Co-founding the mosque about 17 years ago, Khan has watched that change over the last few decades.

The most recent census in 2011 listed Arabic as the third most commonly spoken language or mother tongue in Nova Scotia — at roughly 6,700 people — and second in Halifax, ahead of Mi’kmaq and Chinese.

Many of the Arabic speakers are part of the province’s Lebanese population, much of which is Christian, but a rising number are from other countries like Egypt, Iraq, Saudi Arabia, Jordan and Kuwait.

Moreover, the arrivals of about 1,500 Syrian refugees in the province this year has boosted the number of Muslims and Arabic-speaking people.

As a result of the shift, the sight of a woman donning hijab in the street is no longer stange for Nova Scotians, who are learning to see immigrants as a solution to the aging province’s demographic crisis.

Moreover, there are at least five mosques in the province now, up from only one when the Khans arrived.
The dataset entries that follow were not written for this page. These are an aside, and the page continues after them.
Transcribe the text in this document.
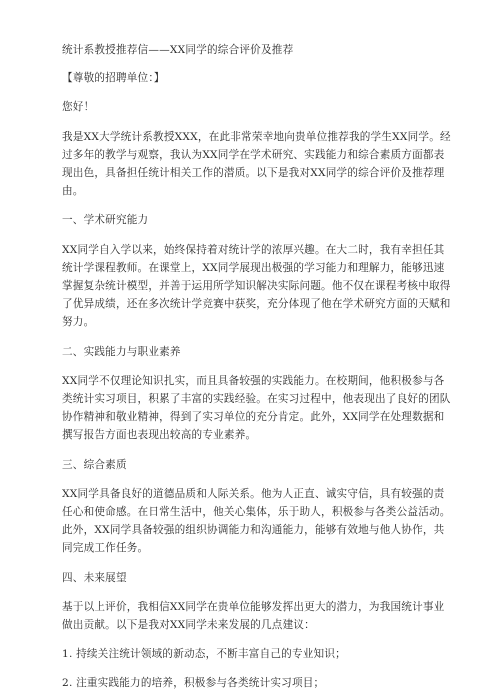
统计系教授推荐信——XX同学的综合评价及推荐
【尊敬的招聘单位：】
您好！
我是XX大学统计系教授XXX，在此非常荣幸地向贵单位推荐我的学生XX同学。经
过多年的教学与观察，我认为XX同学在学术研究、实践能力和综合素质方面都表
现出色，具备担任统计相关工作的潜质。以下是我对XX同学的综合评价及推荐理
由。
一、学术研究能力
XX同学自入学以来，始终保持着对统计学的浓厚兴趣。在大二时，我有幸担任其
统计学课程教师。在课堂上，XX同学展现出极强的学习能力和理解力，能够迅速
掌握复杂统计模型，并善于运用所学知识解决实际问题。他不仅在课程考核中取得
了优异成绩，还在多次统计学竞赛中获奖，充分体现了他在学术研究方面的天赋和
努力。
二、实践能力与职业素养
XX同学不仅理论知识扎实，而且具备较强的实践能力。在校期间，他积极参与各
类统计实习项目，积累了丰富的实践经验。在实习过程中，他表现出了良好的团队
协作精神和敬业精神，得到了实习单位的充分肯定。此外，XX同学在处理数据和
撰写报告方面也表现出较高的专业素养。
三、综合素质
XX同学具备良好的道德品质和人际关系。他为人正直、诚实守信，具有较强的责
任心和使命感。在日常生活中，他关心集体，乐于助人，积极参与各类公益活动。
此外，XX同学具备较强的组织协调能力和沟通能力，能够有效地与他人协作，共
同完成工作任务。
四、未来展望
基于以上评价，我相信XX同学在贵单位能够发挥出更大的潜力，为我国统计事业
做出贡献。以下是我对XX同学未来发展的几点建议：
1. 持续关注统计领域的新动态，不断丰富自己的专业知识；
2. 注重实践能力的培养，积极参与各类统计实习项目；
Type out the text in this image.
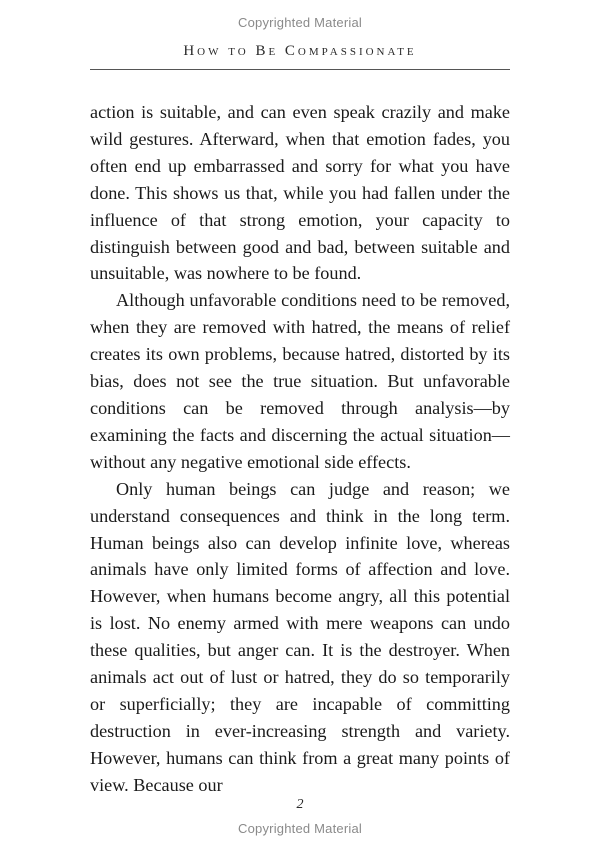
Copyrighted Material
How to Be Compassionate

action is suitable, and can even speak crazily and make wild gestures. Afterward, when that emotion fades, you often end up embarrassed and sorry for what you have done. This shows us that, while you had fallen under the influence of that strong emotion, your capacity to distinguish between good and bad, between suitable and unsuitable, was nowhere to be found.

Although unfavorable conditions need to be removed, when they are removed with hatred, the means of relief creates its own problems, because hatred, distorted by its bias, does not see the true situation. But unfavorable conditions can be removed through analysis—by examining the facts and discerning the actual situation—without any negative emotional side effects.

Only human beings can judge and reason; we understand consequences and think in the long term. Human beings also can develop infinite love, whereas animals have only limited forms of affection and love. However, when humans become angry, all this potential is lost. No enemy armed with mere weapons can undo these qualities, but anger can. It is the destroyer. When animals act out of lust or hatred, they do so temporarily or superficially; they are incapable of committing destruction in ever-increasing strength and variety. However, humans can think from a great many points of view. Because our

2
Copyrighted Material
Despite of the overwhelming acceptance of immigrants, some Arab and Muslim communities say the atmosphere has been marred by a lack of understanding and outright racism.
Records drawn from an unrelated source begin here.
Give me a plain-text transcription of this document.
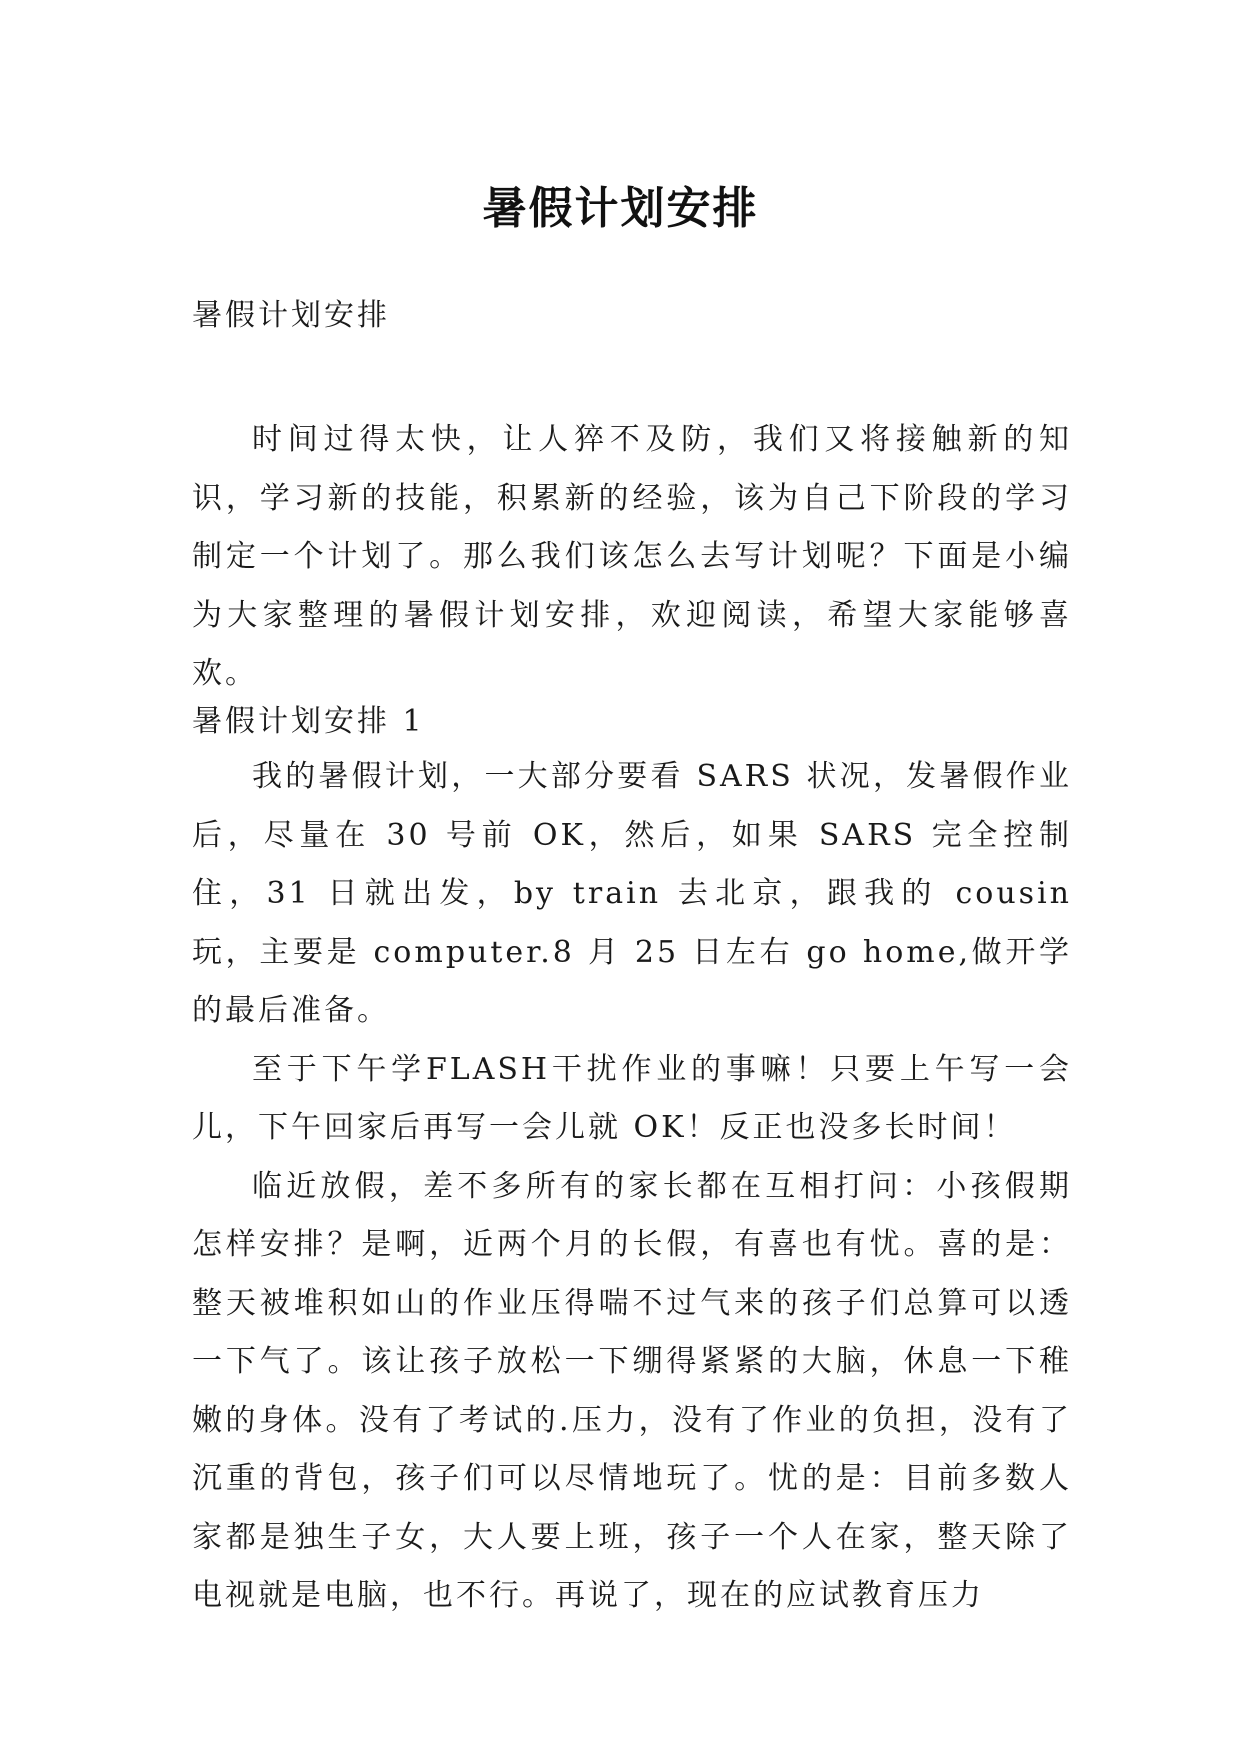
暑假计划安排
暑假计划安排

时间过得太快，让人猝不及防，我们又将接触新的知识，学习新的技能，积累新的经验，该为自己下阶段的学习制定一个计划了。那么我们该怎么去写计划呢？下面是小编为大家整理的暑假计划安排，欢迎阅读，希望大家能够喜欢。

暑假计划安排 1

我的暑假计划，一大部分要看 SARS 状况，发暑假作业后，尽量在 30 号前 OK，然后，如果 SARS 完全控制住，31 日就出发，by train 去北京，跟我的 cousin 玩，主要是 computer.8 月 25 日左右 go home,做开学的最后准备。

至于下午学FLASH干扰作业的事嘛！只要上午写一会儿，下午回家后再写一会儿就 OK！反正也没多长时间！

临近放假，差不多所有的家长都在互相打问：小孩假期怎样安排？是啊，近两个月的长假，有喜也有忧。喜的是：整天被堆积如山的作业压得喘不过气来的孩子们总算可以透一下气了。该让孩子放松一下绷得紧紧的大脑，休息一下稚嫩的身体。没有了考试的.压力，没有了作业的负担，没有了沉重的背包，孩子们可以尽情地玩了。忧的是：目前多数人家都是独生子女，大人要上班，孩子一个人在家，整天除了电视就是电脑，也不行。再说了，现在的应试教育压力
Mohamad El Attar, a Palestinian who grew up in Halifax, says he has experienced subtle and overt displays of “ignorance” that he chalks up to a lack of exposure to his Muslim faith. Both he and his sister have faced abuse from strangers, who have called her a terrorist and told both to “go back to where you came from.”

El Attar tries to laugh it off, usually responding with a smile and a question, “I’m from here, so do you want me to go back to Halifax or Dartmouth?”

“Some people think, ‘Oh this is the guy I saw on the news,’ and it is misreported that we’re violent crazy terrorists who have come to take over and I’m just like, ‘Man, I’m just looking for a job. I’m just paying off tuition fees and just here working and trying to pay rent,”‘ says the 22-year-old accountant.

“Not everyone has encountered an Arab or Muslim, especially in Nova Scotia, and some people may not have ever had a friend who wasn’t white.”

Yet, Nova Scotians’ overwhelming response to the plight of Syrian refugee families, donating thousands of bags of clothes, furniture and other items when the call was put out to help arriving Syrians late last year, highlights a more typical attitude to the province’s growing diversity.

“Diversity brings strength and we welcome that,” Immigration Minister Lena Diab said.